Wednesday, September 24, 2014

Louise

Her dark skin glissened with sweat when she would run after me to come to lunch or dinner.  I ran away from her and looked back and saw her grab her leg below the knee.  I saw her grimace and I ran to her realizing she was hurt.  She said she felt a sting and saw a scorpion fall from her dress to the ground and crawl away.  She sat down and massaged the sting saying how much it hurt.  I looked for the scorpion in the grass below the red cliff of clay but didn't see it.  My clothes were red with mud, my hands were too and she took some clay from my shoe and pressed it against the now swelling wound.  We walked back to the house slowly, she with a limp, me crying for her hurt.  When we reached the bottom of the stairs my mother came down quickly to help and soon she put Louise in the Jeep and off to the hospital we all went. 
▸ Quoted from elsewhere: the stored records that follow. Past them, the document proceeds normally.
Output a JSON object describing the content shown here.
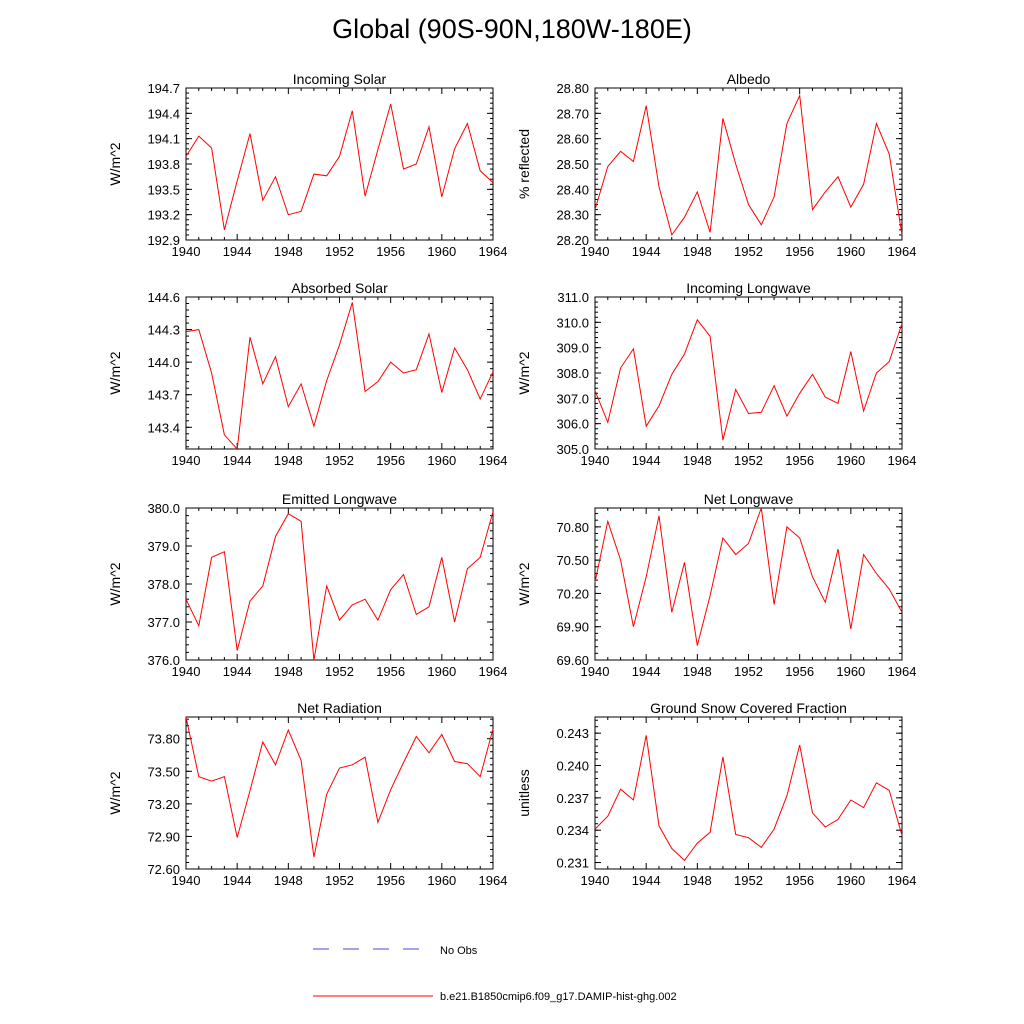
{
  "title": "Global (90S-90N,180W-180E)",
  "colors": {
    "model": "#ff0000",
    "obs": "#4a4ad0",
    "axis": "#000000"
  },
  "legend": {
    "obs_label": "No Obs",
    "model_label": "b.e21.B1850cmip6.f09_g17.DAMIP-hist-ghg.002"
  },
  "chart_data": [
    {
      "type": "line",
      "title": "Incoming Solar",
      "ylabel": "W/m^2",
      "xlim": [
        1940,
        1964
      ],
      "ylim": [
        192.9,
        194.7
      ],
      "x_ticks": [
        "1940",
        "1944",
        "1948",
        "1952",
        "1956",
        "1960",
        "1964"
      ],
      "y_ticks": [
        "192.9",
        "193.2",
        "193.5",
        "193.8",
        "194.1",
        "194.4",
        "194.7"
      ],
      "series": [
        {
          "x": [
            1940,
            1941,
            1942,
            1943,
            1944,
            1945,
            1946,
            1947,
            1948,
            1949,
            1950,
            1951,
            1952,
            1953,
            1954,
            1955,
            1956,
            1957,
            1958,
            1959,
            1960,
            1961,
            1962,
            1963,
            1964
          ],
          "values": [
            193.89,
            194.13,
            193.99,
            193.02,
            193.6,
            194.16,
            193.37,
            193.65,
            193.2,
            193.24,
            193.68,
            193.66,
            193.89,
            194.43,
            193.42,
            193.97,
            194.51,
            193.74,
            193.8,
            194.24,
            193.41,
            193.98,
            194.28,
            193.72,
            193.58
          ]
        }
      ]
    },
    {
      "type": "line",
      "title": "Albedo",
      "ylabel": "% reflected",
      "xlim": [
        1940,
        1964
      ],
      "ylim": [
        28.2,
        28.8
      ],
      "x_ticks": [
        "1940",
        "1944",
        "1948",
        "1952",
        "1956",
        "1960",
        "1964"
      ],
      "y_ticks": [
        "28.20",
        "28.30",
        "28.40",
        "28.50",
        "28.60",
        "28.70",
        "28.80"
      ],
      "series": [
        {
          "x": [
            1940,
            1941,
            1942,
            1943,
            1944,
            1945,
            1946,
            1947,
            1948,
            1949,
            1950,
            1951,
            1952,
            1953,
            1954,
            1955,
            1956,
            1957,
            1958,
            1959,
            1960,
            1961,
            1962,
            1963,
            1964
          ],
          "values": [
            28.32,
            28.49,
            28.55,
            28.51,
            28.73,
            28.41,
            28.22,
            28.29,
            28.39,
            28.23,
            28.68,
            28.5,
            28.34,
            28.26,
            28.37,
            28.66,
            28.77,
            28.32,
            28.39,
            28.45,
            28.33,
            28.42,
            28.66,
            28.54,
            28.22
          ]
        }
      ]
    },
    {
      "type": "line",
      "title": "Absorbed Solar",
      "ylabel": "W/m^2",
      "xlim": [
        1940,
        1964
      ],
      "ylim": [
        143.2,
        144.6
      ],
      "x_ticks": [
        "1940",
        "1944",
        "1948",
        "1952",
        "1956",
        "1960",
        "1964"
      ],
      "y_ticks": [
        "143.4",
        "143.7",
        "144.0",
        "144.3",
        "144.6"
      ],
      "series": [
        {
          "x": [
            1940,
            1941,
            1942,
            1943,
            1944,
            1945,
            1946,
            1947,
            1948,
            1949,
            1950,
            1951,
            1952,
            1953,
            1954,
            1955,
            1956,
            1957,
            1958,
            1959,
            1960,
            1961,
            1962,
            1963,
            1964
          ],
          "values": [
            144.28,
            144.3,
            143.9,
            143.33,
            143.2,
            144.23,
            143.8,
            144.05,
            143.59,
            143.8,
            143.41,
            143.83,
            144.16,
            144.55,
            143.73,
            143.82,
            144.0,
            143.9,
            143.93,
            144.26,
            143.72,
            144.13,
            143.93,
            143.66,
            143.91
          ]
        }
      ]
    },
    {
      "type": "line",
      "title": "Incoming Longwave",
      "ylabel": "W/m^2",
      "xlim": [
        1940,
        1964
      ],
      "ylim": [
        305.0,
        311.0
      ],
      "x_ticks": [
        "1940",
        "1944",
        "1948",
        "1952",
        "1956",
        "1960",
        "1964"
      ],
      "y_ticks": [
        "305.0",
        "306.0",
        "307.0",
        "308.0",
        "309.0",
        "310.0",
        "311.0"
      ],
      "series": [
        {
          "x": [
            1940,
            1941,
            1942,
            1943,
            1944,
            1945,
            1946,
            1947,
            1948,
            1949,
            1950,
            1951,
            1952,
            1953,
            1954,
            1955,
            1956,
            1957,
            1958,
            1959,
            1960,
            1961,
            1962,
            1963,
            1964
          ],
          "values": [
            307.3,
            306.05,
            308.2,
            308.95,
            305.9,
            306.7,
            307.95,
            308.75,
            310.1,
            309.45,
            305.35,
            307.35,
            306.4,
            306.45,
            307.5,
            306.3,
            307.2,
            307.95,
            307.05,
            306.8,
            308.85,
            306.5,
            308.0,
            308.45,
            309.95
          ]
        }
      ]
    },
    {
      "type": "line",
      "title": "Emitted Longwave",
      "ylabel": "W/m^2",
      "xlim": [
        1940,
        1964
      ],
      "ylim": [
        376.0,
        380.0
      ],
      "x_ticks": [
        "1940",
        "1944",
        "1948",
        "1952",
        "1956",
        "1960",
        "1964"
      ],
      "y_ticks": [
        "376.0",
        "377.0",
        "378.0",
        "379.0",
        "380.0"
      ],
      "series": [
        {
          "x": [
            1940,
            1941,
            1942,
            1943,
            1944,
            1945,
            1946,
            1947,
            1948,
            1949,
            1950,
            1951,
            1952,
            1953,
            1954,
            1955,
            1956,
            1957,
            1958,
            1959,
            1960,
            1961,
            1962,
            1963,
            1964
          ],
          "values": [
            377.6,
            376.9,
            378.7,
            378.85,
            376.25,
            377.55,
            377.95,
            379.25,
            379.85,
            379.65,
            376.0,
            377.95,
            377.05,
            377.45,
            377.6,
            377.05,
            377.85,
            378.25,
            377.2,
            377.4,
            378.7,
            377.0,
            378.4,
            378.7,
            379.9
          ]
        }
      ]
    },
    {
      "type": "line",
      "title": "Net Longwave",
      "ylabel": "W/m^2",
      "xlim": [
        1940,
        1964
      ],
      "ylim": [
        69.6,
        70.97
      ],
      "x_ticks": [
        "1940",
        "1944",
        "1948",
        "1952",
        "1956",
        "1960",
        "1964"
      ],
      "y_ticks": [
        "69.60",
        "69.90",
        "70.20",
        "70.50",
        "70.80"
      ],
      "series": [
        {
          "x": [
            1940,
            1941,
            1942,
            1943,
            1944,
            1945,
            1946,
            1947,
            1948,
            1949,
            1950,
            1951,
            1952,
            1953,
            1954,
            1955,
            1956,
            1957,
            1958,
            1959,
            1960,
            1961,
            1962,
            1963,
            1964
          ],
          "values": [
            70.3,
            70.85,
            70.5,
            69.9,
            70.35,
            70.9,
            70.03,
            70.48,
            69.73,
            70.18,
            70.7,
            70.55,
            70.65,
            70.97,
            70.1,
            70.8,
            70.7,
            70.35,
            70.12,
            70.6,
            69.88,
            70.55,
            70.38,
            70.24,
            70.03
          ]
        }
      ]
    },
    {
      "type": "line",
      "title": "Net Radiation",
      "ylabel": "W/m^2",
      "xlim": [
        1940,
        1964
      ],
      "ylim": [
        72.6,
        74.0
      ],
      "x_ticks": [
        "1940",
        "1944",
        "1948",
        "1952",
        "1956",
        "1960",
        "1964"
      ],
      "y_ticks": [
        "72.60",
        "72.90",
        "73.20",
        "73.50",
        "73.80"
      ],
      "series": [
        {
          "x": [
            1940,
            1941,
            1942,
            1943,
            1944,
            1945,
            1946,
            1947,
            1948,
            1949,
            1950,
            1951,
            1952,
            1953,
            1954,
            1955,
            1956,
            1957,
            1958,
            1959,
            1960,
            1961,
            1962,
            1963,
            1964
          ],
          "values": [
            74.0,
            73.45,
            73.41,
            73.45,
            72.89,
            73.32,
            73.77,
            73.56,
            73.88,
            73.6,
            72.71,
            73.29,
            73.53,
            73.56,
            73.63,
            73.03,
            73.33,
            73.58,
            73.82,
            73.67,
            73.84,
            73.59,
            73.57,
            73.45,
            73.89
          ]
        }
      ]
    },
    {
      "type": "line",
      "title": "Ground Snow Covered Fraction",
      "ylabel": "unitless",
      "xlim": [
        1940,
        1964
      ],
      "ylim": [
        0.2304,
        0.2445
      ],
      "x_ticks": [
        "1940",
        "1944",
        "1948",
        "1952",
        "1956",
        "1960",
        "1964"
      ],
      "y_ticks": [
        "0.231",
        "0.234",
        "0.237",
        "0.240",
        "0.243"
      ],
      "series": [
        {
          "x": [
            1940,
            1941,
            1942,
            1943,
            1944,
            1945,
            1946,
            1947,
            1948,
            1949,
            1950,
            1951,
            1952,
            1953,
            1954,
            1955,
            1956,
            1957,
            1958,
            1959,
            1960,
            1961,
            1962,
            1963,
            1964
          ],
          "values": [
            0.2341,
            0.2353,
            0.2378,
            0.2368,
            0.2428,
            0.2344,
            0.2323,
            0.2312,
            0.2328,
            0.2338,
            0.2408,
            0.2336,
            0.2333,
            0.2324,
            0.2341,
            0.2372,
            0.2419,
            0.2356,
            0.2343,
            0.235,
            0.2368,
            0.2361,
            0.2384,
            0.2377,
            0.2335
          ]
        }
      ]
    }
  ]
}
My mother was a fast driver in the little jeep and I worried about her when she drove anywhere, but this was different, we were rushing for Louise.  The smell of the emergency room was of pungent alcohol and medicines.  The doctors and nurses were US Army GI's and while it was unusual to have a Panamanian there they quickly went to work on Louises wound.  My mother and I held hands while we waited anxiously in the waiting room.  I felt guilty for having run from Louise when she can after me and I told my mother that I was sorry and felt I had caused the pain to Louise.  I loved Louise as I did my mother as she had been with our family since we had arrived in Panama right after I was born.  She was my caretaker and friend, parent, big sister and all of those things rolled into one.  When she came out of the emergency room her leg was bandaged from the knee to her ankle.  She told us that they had given her treatment and that she was to return in a week.



 We drove her to her home in Panama City and my mother told her she would take her next week.  Over the next few days things were different at home, my father was very busy at his Army work and Louise was not there to watch over me, cook or clean house as was her usual duties.  The next week Louise went with my mother to the hospital, now her leg had ballooned to twice it's normal size and was black and blue and very painful to the touch she said.  We once again waited patiently in the waiting room while she was being seen.  When she reappeared her dressing had been changed and now there was a tube coming out of it as a drain into a little bottle filled with cotton balls.  It had become infected and become gangrenous too and the doctors had told her that they might have to amputate her lower leg. This upset me greatly and I cried once again for feeling I had caused this catastrophe to befall my Louise.  Over the next month she came once a week, then twice and finally she was "home", her leg better but with a huge scar where the drain had been.  I never ran from her again.